Adam Smith, the newly crowned Hotel Chef of the Year is turning heads at Coworth Park with his exceptional modern British food. His mantra is always ‘taste is king’
You have just won Hotel Chef of the Year, that must make you very proud?
I am very proud to have won Hotel Chef of the year at the Hotel Cateys; it is testament to the continued hard work and dedication of our team at Coworth Park.
Michel Roux described you as ‘one to watch’, we guess he was right! Was winning the Roux Scholarship another great career moment?
Winning the Roux Scholarship was one of the standout moments in my career and life! Unlike any other competition the Roux Scholarship is a family and once you have won you become part of this very special group who are always there for support and advice.
What inspired you to first become a chef?
I took a part-time job as a kitchen porter when I was 13 years old and very quickly fell in love with the kitchen atmosphere and the creativity of cooking.
A Michelin star before you are 30 is quite an accolade. Where do you go next?
I want to continue to learn and improve not only myself but my team as well.
How would you describe your food?
My food as British, seasonal and flavoursome. My mantra is always ‘taste is King’ – food trends come and go, but ultimately my goal is always to make food that simply tastes great.
What’s the best piece of advice you’ve ever received?
“Cook what you believe in and be yourself.”
Which chefs do you most admire?
There are many chefs I admire. I would say John Williams, Michel Roux Snr., Sat Bains and Simon Rogan have very different styles but are all leaders in our industry.
Favourite restaurants when you’re ‘off duty’?

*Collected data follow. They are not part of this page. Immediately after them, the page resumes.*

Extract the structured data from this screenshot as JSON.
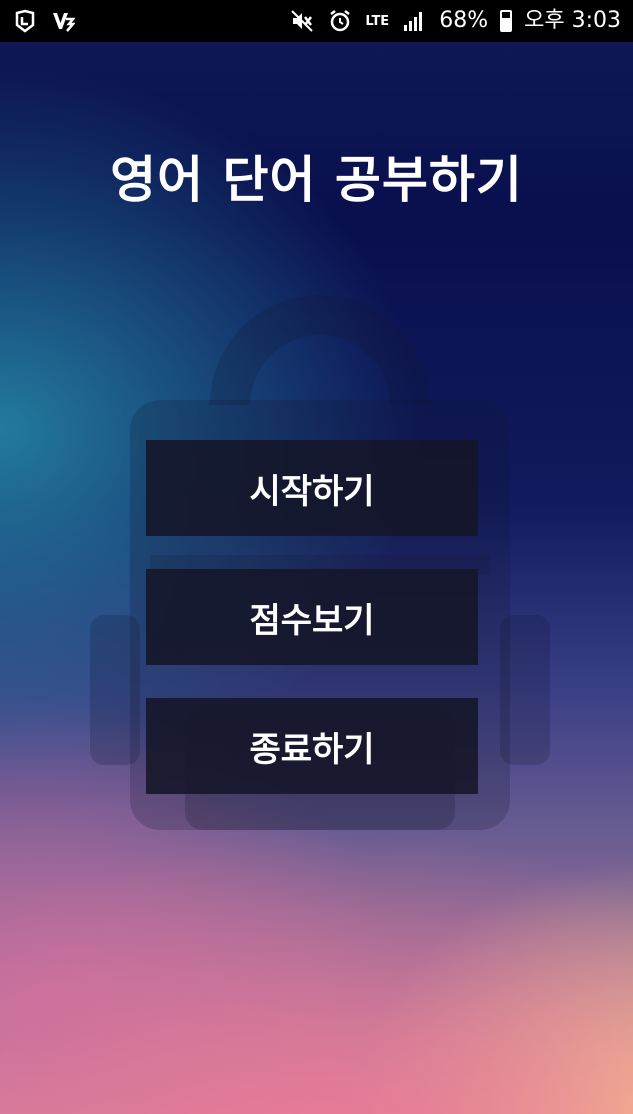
{
  "status_bar": {
    "left_icons": [
      "app-logo-icon",
      "v3-logo-icon"
    ],
    "right_icons": [
      "mute-icon",
      "alarm-icon",
      "lte-icon",
      "signal-icon",
      "battery-icon"
    ],
    "network": "LTE",
    "battery": "68%",
    "time": "오후 3:03"
  },
  "title": "영어 단어 공부하기",
  "menu": {
    "start_label": "시작하기",
    "score_label": "점수보기",
    "exit_label": "종료하기"
  },
  "colors": {
    "button_bg": "#14162a",
    "text": "#ffffff",
    "background_top": "#0a0f4e",
    "background_bottom": "#d88a9a"
  }
}
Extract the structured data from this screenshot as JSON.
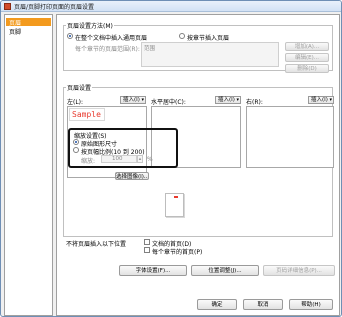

Anywhere that has a good atmosphere, with great food and service, we are so lucky in the UK that we have so many great restaurants, with many different styles; it’s hard to pick just one!
Your signature dish?
My signature dish is the caviar tart with Cornish crab, yuzu and sour cream; a dish that epitomises my cooking style using quality ingredients cooked in a manner that allows them to shine.
Current favourite ingredient?
At this time of year quince is one of my favourites. It is so versatile and can be used in both savoury and sweet dishes.
Favourite piece of kitchen equipment?
Just a good set of sharp knives.
I’m a little old school and don’t have the radio on in the kitchen, just the sound of happy cooks rattling pans.
What would you have been if not a chef?
I would have loved to have gone into the law profession and become a barrister.